The updated energy standard for buildings includes big revisions to building envelope, lighting and mechanical appliance requirements. The changes make the 2013 update 40% to 50% more stringent than the 2004 version, according to ASHRAE, which recently published the standard.

ANSI/ASHRAE/IES Standard 90.1-2013, Energy Standard for Buildings Except Low-Rise Residential Buildings, incorporates 110 addenda that reflect changes to the 2010 energy standard.

The prescriptive window-to-wall ratio remains 40%, but stricter fenestration provisions require double-glazed windows in many climates and establish a minimum visible-transmittance/solar-heat-gain-coefficient ratio to allow daylighting with minimal solar gain.

Minimum efficiencies are increased for chillers, heat pumps and air conditioners and included for fans for the first time.

In lighting, "the focus in the 2013 standard was not just on lowering interior lighting power densities but on finding ways to achieve savings by adding more controls and daylighting requirements," says Rita Harrold, director of technology for the Illuminating Engineering Society of North America (IES), which codeveloped the standard. A result is more stringent space-by-space lighting-power-density limits and thresholds for top lighting.

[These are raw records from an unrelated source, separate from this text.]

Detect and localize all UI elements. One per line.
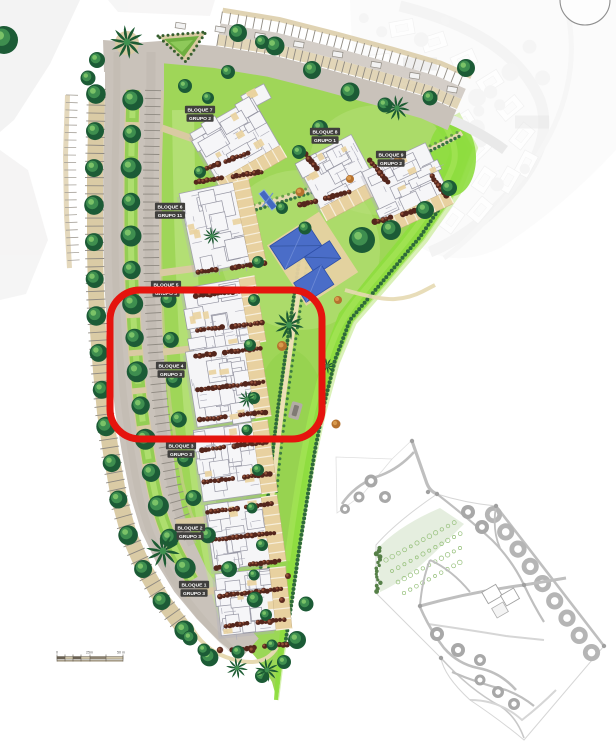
- svg-text:25m: 25m: [86, 651, 93, 655]
- svg-text:50 m: 50 m: [117, 651, 125, 655]
- svg-text:BLOQUE 8: BLOQUE 8: [312, 130, 337, 136]
- svg-text:GRUPO 3: GRUPO 3: [179, 534, 201, 540]
- svg-text:BLOQUE 3: BLOQUE 3: [168, 444, 193, 450]
- svg-text:BLOQUE 4: BLOQUE 4: [158, 364, 183, 370]
- svg-text:GRUPO 11: GRUPO 11: [158, 213, 183, 219]
- svg-text:BLOQUE 7: BLOQUE 7: [187, 108, 212, 114]
- svg-text:GRUPO 2: GRUPO 2: [380, 161, 402, 167]
- svg-text:GRUPO 2: GRUPO 2: [189, 116, 211, 122]
- svg-text:BLOQUE 9: BLOQUE 9: [378, 153, 403, 159]
- svg-text:0: 0: [56, 651, 58, 655]
- svg-text:BLOQUE 6: BLOQUE 6: [157, 205, 182, 211]
- svg-text:GRUPO 1: GRUPO 1: [314, 138, 336, 144]
- svg-text:GRUPO 3: GRUPO 3: [183, 591, 205, 597]
- svg-text:BLOQUE 1: BLOQUE 1: [181, 583, 206, 589]
- svg-text:GRUPO 3: GRUPO 3: [160, 372, 182, 378]
- svg-text:GRUPO 3: GRUPO 3: [170, 452, 192, 458]
- svg-text:BLOQUE 2: BLOQUE 2: [177, 526, 202, 532]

Standard 90.1 acts as a benchmark for commercial building energy codes and can apply to all but low-rise residential buildings. It will likely take a few years to become widely used: ASHRAE 90.1-2010 is referenced in the LEED version 4 green-building rating system, which comes out next month, and 90.1-2007 and 90.1-2004 are still commonly used in local codes. Only eight states use the 2010 version; 34 states use the 2007 version. ASHRAE expects to see some 2013 update adoptions in 2016.